A trie (prefix tree) is the ideal data structure for autocomplete. Each node represents a character, and paths from root to nodes form prefixes.

Key insight: At each node, we pre-compute and cache the top-k most popular queries that pass through that node. This way, a lookup for any prefix is just a tree traversal — no sorting needed at query time.

How it works:

Traverse the trie following the prefix characters (e.g., s → y → s).
At the final node, read the pre-cached top-5 queries.
Return them immediately — O(p) where p = prefix length.

Without pre-caching, you'd need to explore all subtrees below the prefix node to find top-k results, which could be O(n) for n total queries. Pre-caching makes it O(p) — a huge win.

▸ Data collection and aggregation pipeline

Data Collection & Aggregation

The trie needs to reflect current query popularity. Here's the pipeline:

Log queries: Every search query is logged with a timestamp.
Sample at scale: At 10B queries/day, we don't log every single one — sample 1 in 100 or 1 in 1000.
Aggregate hourly/daily: A MapReduce or Spark job counts query frequencies over time windows (e.g., last 7 days with decay weighting).
Rebuild the trie: Periodically (e.g., weekly), rebuild the entire trie from aggregated data. Deploy to trie servers via blue-green deployment.
Real-time updates: For trending queries, use a secondary fast path — a small in-memory structure updated in near real-time.

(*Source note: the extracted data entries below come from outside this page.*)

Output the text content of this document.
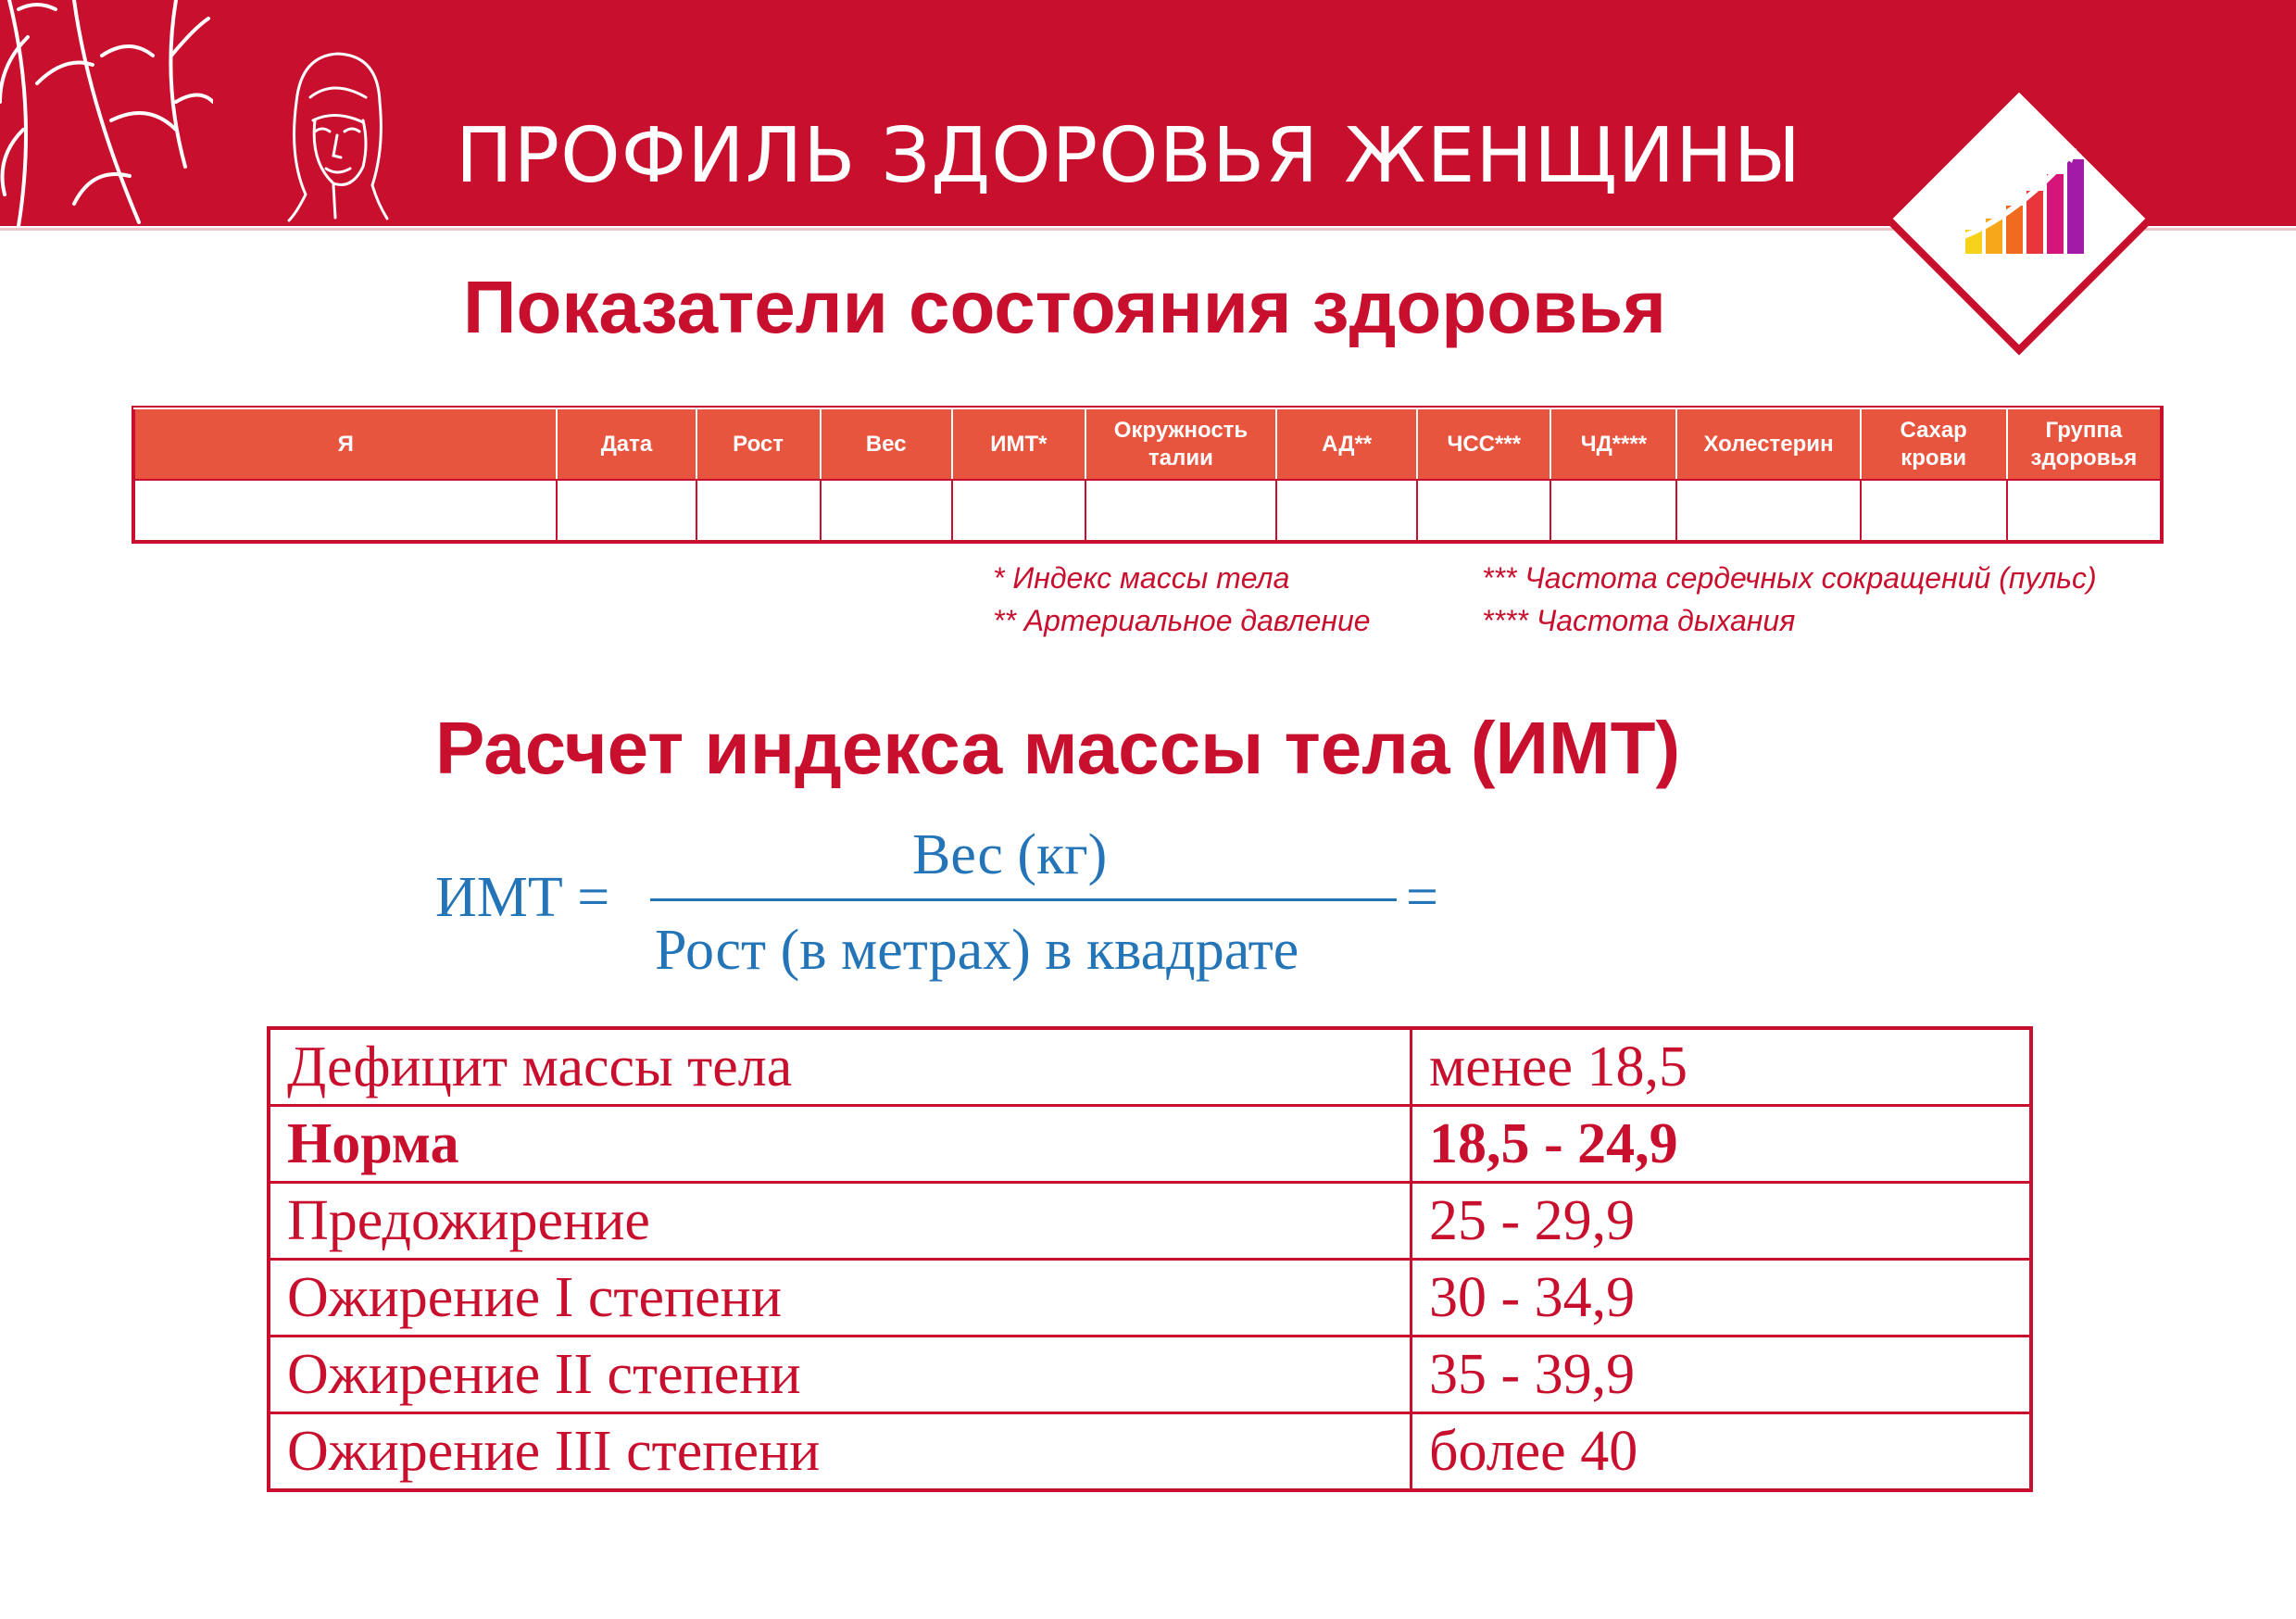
ПРОФИЛЬ ЗДОРОВЬЯ ЖЕНЩИНЫ
Показатели состояния здоровья
Я	Дата	Рост	Вес	ИМТ*	Окружность талии	АД**	ЧСС***	ЧД****	Холестерин	Сахар крови	Группа здоровья

* Индекс массы тела
** Артериальное давление
*** Частота сердечных сокращений (пульс)
**** Частота дыхания
Расчет индекса массы тела (ИМТ)
ИМТ =
Вес (кг)
Рост (в метрах) в квадрате
=
Дефицит массы тела	менее 18,5
Норма	18,5 - 24,9
Предожирение	25 - 29,9
Ожирение I степени	30 - 34,9
Ожирение II степени	35 - 39,9
Ожирение III степени	более 40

This two-track approach (batch + real-time) ensures both accuracy and freshness.

▸ Full architecture

Note: Trie optimization tips: (1) Cache the top-k results at frequently accessed nodes — the top 2 levels of the trie handle most queries. (2) Shard the trie by prefix range (a-m on shard 1, n-z on shard 2) for horizontal scaling. (3) Use CDN/edge caching for popular prefixes — 'how', 'what', 'why' are queried millions of times.

Scaling & Reliability

Sharding: Shard the trie by the first 1-2 characters of the prefix. For example, shard 1 handles prefixes starting with a-m, shard 2 handles n-z. This distributes load evenly and allows independent scaling.

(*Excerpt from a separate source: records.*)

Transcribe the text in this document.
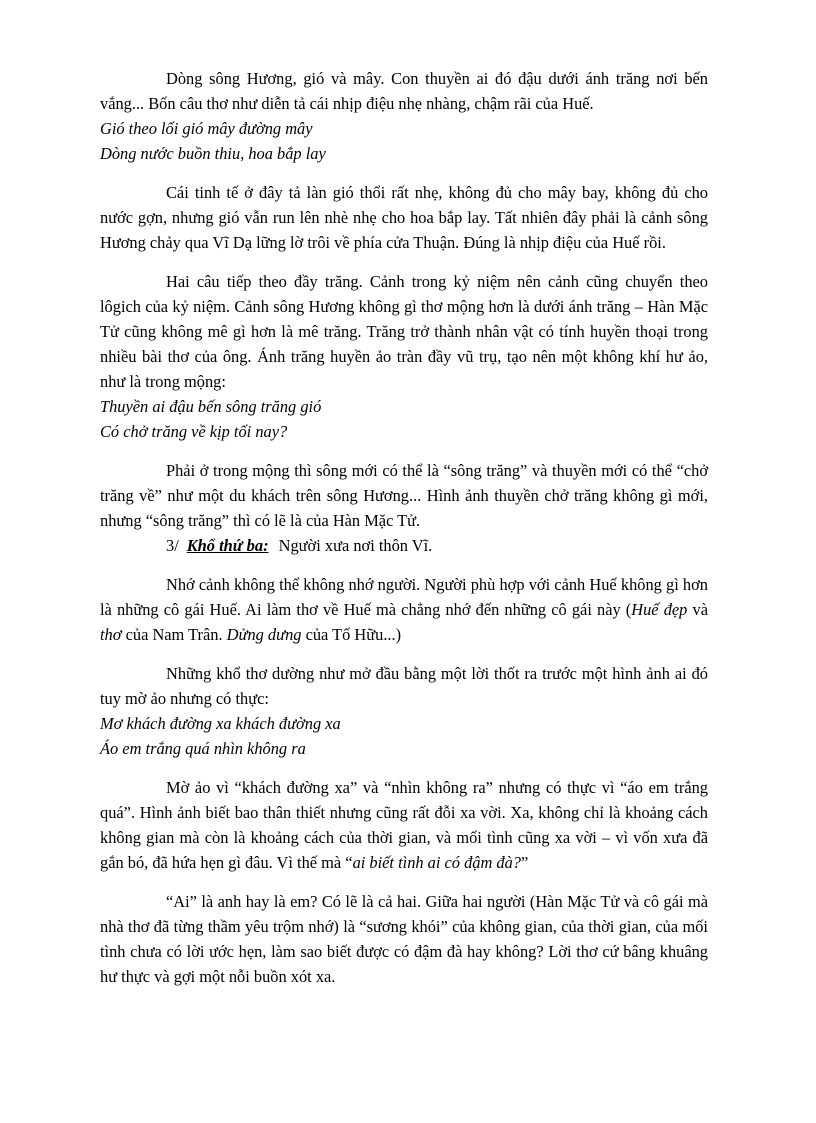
Dòng sông Hương, gió và mây. Con thuyền ai đó đậu dưới ánh trăng nơi bến vắng... Bốn câu thơ như diễn tả cái nhịp điệu nhẹ nhàng, chậm rãi của Huế.

Gió theo lối gió mây đường mây

Dòng nước buồn thiu, hoa bắp lay

Cái tinh tế ở đây tả làn gió thổi rất nhẹ, không đủ cho mây bay, không đủ cho nước gợn, nhưng gió vẫn run lên nhè nhẹ cho hoa bắp lay. Tất nhiên đây phải là cảnh sông Hương chảy qua Vĩ Dạ lững lờ trôi về phía cửa Thuận. Đúng là nhịp điệu của Huế rồi.

Hai câu tiếp theo đầy trăng. Cảnh trong kỷ niệm nên cảnh cũng chuyển theo lôgich của kỷ niệm. Cảnh sông Hương không gì thơ mộng hơn là dưới ánh trăng – Hàn Mặc Tử cũng không mê gì hơn là mê trăng. Trăng trở thành nhân vật có tính huyền thoại trong nhiều bài thơ của ông. Ánh trăng huyền ảo tràn đầy vũ trụ, tạo nên một không khí hư ảo, như là trong mộng:

Thuyền ai đậu bến sông trăng gió

Có chở trăng về kịp tối nay?

Phải ở trong mộng thì sông mới có thể là “sông trăng” và thuyền mới có thể “chở trăng về” như một du khách trên sông Hương... Hình ảnh thuyền chở trăng không gì mới, nhưng “sông trăng” thì có lẽ là của Hàn Mặc Tử.

3/ Khổ thứ ba: Người xưa nơi thôn Vĩ.

Nhớ cảnh không thể không nhớ người. Người phù hợp với cảnh Huế không gì hơn là những cô gái Huế. Ai làm thơ về Huế mà chẳng nhớ đến những cô gái này (Huế đẹp và thơ của Nam Trân. Dửng dưng của Tố Hữu...)

Những khổ thơ dường như mở đầu bằng một lời thốt ra trước một hình ảnh ai đó tuy mờ ảo nhưng có thực:

Mơ khách đường xa khách đường xa

Áo em trắng quá nhìn không ra

Mờ ảo vì “khách đường xa” và “nhìn không ra” nhưng có thực vì “áo em trắng quá”. Hình ảnh biết bao thân thiết nhưng cũng rất đỗi xa vời. Xa, không chỉ là khoảng cách không gian mà còn là khoảng cách của thời gian, và mối tình cũng xa vời – vì vốn xưa đã gắn bó, đã hứa hẹn gì đâu. Vì thế mà “ai biết tình ai có đậm đà?”

“Ai” là anh hay là em? Có lẽ là cả hai. Giữa hai người (Hàn Mặc Tử và cô gái mà nhà thơ đã từng thầm yêu trộm nhớ) là “sương khói” của không gian, của thời gian, của mối tình chưa có lời ước hẹn, làm sao biết được có đậm đà hay không? Lời thơ cứ bâng khuâng hư thực và gợi một nỗi buồn xót xa.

Replication: Each shard has multiple replicas for availability. If one replica goes down, traffic is routed to another. Use leader-follower replication — all replicas serve reads, only the leader handles trie updates.

CDN & Edge Caching: Cache popular prefix results at the CDN layer. Prefixes like "how to", "what is", and "best" are queried millions of times with identical results. A short TTL (e.g., 1 hour) balances freshness and cache hit rate.

Client-side optimization: The browser can cache recent suggestions locally and debounce keystrokes (wait 50-100ms after the user stops typing before sending a request). This reduces server load dramatically.